Globalization has long since found its way into software engineering. Companies transfer part of their development activities to low wage countries in order to achieve a better cost position, get access to local markets and react to the prevailing lack of specialized workforce. However, Global Software Engineering (GSE) has also brought new challenges: Geographic separation, different time zones, and culture and language barriers make the collaboration of team members more diffcult and often lead to quality problems, project delays, and cost overruns. Project management metrics to monitor cost, time, and quality characteristics of a development project, are state of the practice today. However, these metrics often reveal problems in GSE projects too late, since they measure the symptoms – exceeded cost, missed milestones or poor quality – rather than the root causes of the problems.
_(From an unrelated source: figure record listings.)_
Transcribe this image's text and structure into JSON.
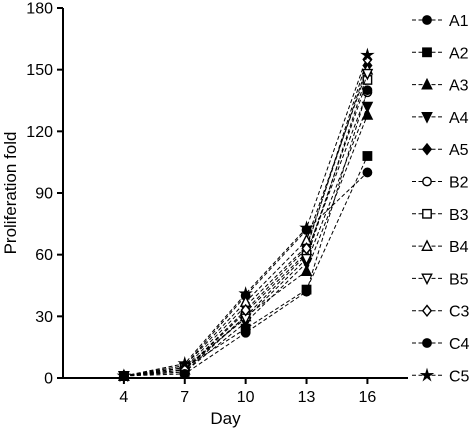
{
  "chart_data": {
    "type": "line",
    "title": "",
    "xlabel": "Day",
    "ylabel": "Proliferation fold",
    "x": [
      4,
      7,
      10,
      13,
      16
    ],
    "xlim": [
      1,
      18
    ],
    "ylim": [
      0,
      180
    ],
    "yticks": [
      0,
      30,
      60,
      90,
      120,
      150,
      180
    ],
    "xticks": [
      4,
      7,
      10,
      13,
      16
    ],
    "grid": false,
    "legend_position": "right",
    "line_style": "dashed",
    "series": [
      {
        "name": "A1",
        "marker": "circle-filled",
        "values": [
          1,
          6,
          40,
          72,
          100
        ]
      },
      {
        "name": "A2",
        "marker": "square-filled",
        "values": [
          1,
          5,
          24,
          43,
          108
        ]
      },
      {
        "name": "A3",
        "marker": "triangle-filled",
        "values": [
          1,
          4,
          30,
          52,
          128
        ]
      },
      {
        "name": "A4",
        "marker": "triangle-down-filled",
        "values": [
          1,
          3,
          27,
          56,
          132
        ]
      },
      {
        "name": "A5",
        "marker": "diamond-filled",
        "values": [
          1,
          5,
          35,
          64,
          152
        ]
      },
      {
        "name": "B2",
        "marker": "circle-open",
        "values": [
          1,
          4,
          32,
          61,
          139
        ]
      },
      {
        "name": "B3",
        "marker": "square-open",
        "values": [
          1,
          3,
          30,
          60,
          145
        ]
      },
      {
        "name": "B4",
        "marker": "triangle-open",
        "values": [
          1,
          6,
          37,
          67,
          150
        ]
      },
      {
        "name": "B5",
        "marker": "triangle-down-open",
        "values": [
          1,
          5,
          29,
          58,
          148
        ]
      },
      {
        "name": "C3",
        "marker": "diamond-open",
        "values": [
          1,
          4,
          33,
          63,
          155
        ]
      },
      {
        "name": "C4",
        "marker": "circle-filled",
        "values": [
          1,
          2,
          22,
          42,
          140
        ]
      },
      {
        "name": "C5",
        "marker": "star",
        "values": [
          1,
          7,
          41,
          73,
          157
        ]
      }
    ]
  }
}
In this paper, we report on a study of new project management metrics based on measurement of communication and collaboration, which provide project managers with an early warning system. We introduce a collaboration-based measurement model – a set of “GSE metrics” – and describe case studies of its application in multiple projects. In the observed projects, the GSE metrics were helpful to identify and resolve collaboration problems. Despite the subjective nature of the metrics, the results showed the GSE metrics to be useful and to accurately reject the reality. The effort for the application of the GSE metrics turned out to be a “low investment” with a high “return on invest”.